Wednesday, March 5, 2014

Exo miner progress



Last week, we posted the first video of our game on to our steam greenlight page to try and drum up some more interest.  That involved the small matter of writing the code needed to output video from our engine. Fraps is OK and all but couldn't show the game off as well I wanted. First,  I had to write a system to first record user input and play it back reliably. Writing a system like this is fairly straight forward if all of the user input interaction between the OS and your framework happens in one place - you just pick off the events, add a time-stamp and save them off to a file.

  However, you have to be careful that there aren't any factors that could change the way the game plays on playback as things tend to desynchronise really easily and you'll find yourself with a video of a spaceship spasmodically twitching around, which doesn't make for very interesting viewing.  I had to go through the engine purging any references to system time, making sure all time-based calculations went through a managed 'game time' and lots of other annoying little things that were causing chaotic butterfly effects in the playback.

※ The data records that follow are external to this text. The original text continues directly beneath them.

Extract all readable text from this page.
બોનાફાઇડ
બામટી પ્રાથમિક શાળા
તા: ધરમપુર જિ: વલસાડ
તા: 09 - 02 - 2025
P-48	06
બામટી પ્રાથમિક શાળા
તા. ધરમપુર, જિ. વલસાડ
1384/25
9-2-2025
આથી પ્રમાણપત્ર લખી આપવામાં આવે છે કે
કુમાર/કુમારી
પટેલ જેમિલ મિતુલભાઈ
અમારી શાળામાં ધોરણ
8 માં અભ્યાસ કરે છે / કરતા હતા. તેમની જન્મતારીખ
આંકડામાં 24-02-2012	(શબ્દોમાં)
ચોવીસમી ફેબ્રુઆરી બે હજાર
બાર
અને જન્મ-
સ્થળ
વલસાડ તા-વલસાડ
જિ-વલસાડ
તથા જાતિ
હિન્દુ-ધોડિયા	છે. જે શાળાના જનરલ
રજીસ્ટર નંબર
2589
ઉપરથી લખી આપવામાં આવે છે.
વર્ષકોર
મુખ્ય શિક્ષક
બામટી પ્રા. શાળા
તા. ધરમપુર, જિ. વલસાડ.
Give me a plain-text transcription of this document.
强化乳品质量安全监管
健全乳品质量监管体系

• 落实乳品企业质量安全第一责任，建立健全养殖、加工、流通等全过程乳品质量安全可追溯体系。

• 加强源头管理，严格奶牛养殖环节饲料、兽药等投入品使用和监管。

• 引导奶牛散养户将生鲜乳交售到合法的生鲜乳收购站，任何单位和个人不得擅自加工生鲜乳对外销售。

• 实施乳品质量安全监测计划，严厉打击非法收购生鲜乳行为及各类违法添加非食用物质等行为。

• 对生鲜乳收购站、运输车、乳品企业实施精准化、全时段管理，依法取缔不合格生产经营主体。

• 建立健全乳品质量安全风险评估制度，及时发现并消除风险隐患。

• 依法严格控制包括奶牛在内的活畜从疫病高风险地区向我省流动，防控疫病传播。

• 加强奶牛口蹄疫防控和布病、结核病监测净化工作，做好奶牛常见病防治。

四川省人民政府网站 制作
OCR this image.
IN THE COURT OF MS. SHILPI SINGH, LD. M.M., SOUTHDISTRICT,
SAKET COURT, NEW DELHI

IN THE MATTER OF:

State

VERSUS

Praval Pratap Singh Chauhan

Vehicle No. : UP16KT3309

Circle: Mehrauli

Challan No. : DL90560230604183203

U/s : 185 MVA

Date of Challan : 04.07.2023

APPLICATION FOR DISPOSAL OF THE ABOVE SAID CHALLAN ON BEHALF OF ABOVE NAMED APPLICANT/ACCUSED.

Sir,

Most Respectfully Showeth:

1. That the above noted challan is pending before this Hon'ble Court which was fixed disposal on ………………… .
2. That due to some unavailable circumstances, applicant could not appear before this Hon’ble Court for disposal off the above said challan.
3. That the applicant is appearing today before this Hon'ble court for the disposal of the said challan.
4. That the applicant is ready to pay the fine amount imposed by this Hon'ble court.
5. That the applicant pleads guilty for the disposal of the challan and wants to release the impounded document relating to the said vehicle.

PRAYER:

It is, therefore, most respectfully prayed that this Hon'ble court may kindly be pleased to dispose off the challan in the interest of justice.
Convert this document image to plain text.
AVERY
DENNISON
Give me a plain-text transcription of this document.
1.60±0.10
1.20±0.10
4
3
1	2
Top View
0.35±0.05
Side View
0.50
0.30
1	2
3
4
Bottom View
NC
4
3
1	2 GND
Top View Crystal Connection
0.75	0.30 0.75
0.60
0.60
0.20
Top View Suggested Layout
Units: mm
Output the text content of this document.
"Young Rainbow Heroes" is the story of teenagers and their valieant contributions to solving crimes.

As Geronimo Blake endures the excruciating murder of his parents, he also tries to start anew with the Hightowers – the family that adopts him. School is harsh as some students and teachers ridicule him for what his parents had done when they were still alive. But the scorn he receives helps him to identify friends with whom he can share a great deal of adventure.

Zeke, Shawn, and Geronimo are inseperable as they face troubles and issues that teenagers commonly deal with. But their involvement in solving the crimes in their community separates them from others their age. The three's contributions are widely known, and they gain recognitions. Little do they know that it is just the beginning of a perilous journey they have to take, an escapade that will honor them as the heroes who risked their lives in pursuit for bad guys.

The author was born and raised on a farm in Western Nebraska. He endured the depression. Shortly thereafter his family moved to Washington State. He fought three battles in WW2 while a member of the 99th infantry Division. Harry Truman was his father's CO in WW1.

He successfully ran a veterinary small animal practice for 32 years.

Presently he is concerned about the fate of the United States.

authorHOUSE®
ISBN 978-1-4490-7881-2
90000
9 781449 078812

  Once the playback feature was working, then it was just a case of spitting out a stream of images which I could paste together in to a video. However,  there were quite a few graphical loose ends - little things that were too small to merit much attention when there were more important game-play issues to attend to but which suddenly because much more important now that we were actually going to show things off.  I get a kick out of graphics work so not spending all my time tweaking the visuals is an attempt at professionally disciplined time management.  It's been rather nice to have the excuse to make things as pretty as possible and I had a busy, productive week.

  Now we're on to the next video which will show some of the deeper game play that we're eager to show off. Again, this gives me the excuse to make things pretty and I've been replacing place-holders and polishing the textures (actually, more time was spent un-polishing them - scuffed gloss maps look nice). I've worked out a pretty good pipeline for creating assets quickly and I've added a bunch of new UV editing tools to Clayworks to help me do this - these are tasks that I've wanted to get on with for a long time but couldn't spare the time. I usually have to justify doing things I want to do to myself, like some sort of annoying internal schizophrenic producer alter-ego.
 
Refinery being modelled in ClayWorks
This was a lot of fun to model and texture.  I'm really looking forward to showing this bad boy off in the game. It's going to form part of the mining and refining mechanic in the game but more on that when we release the new video - which, now that I've got all that fiddly recording and playback code written, should be along soon!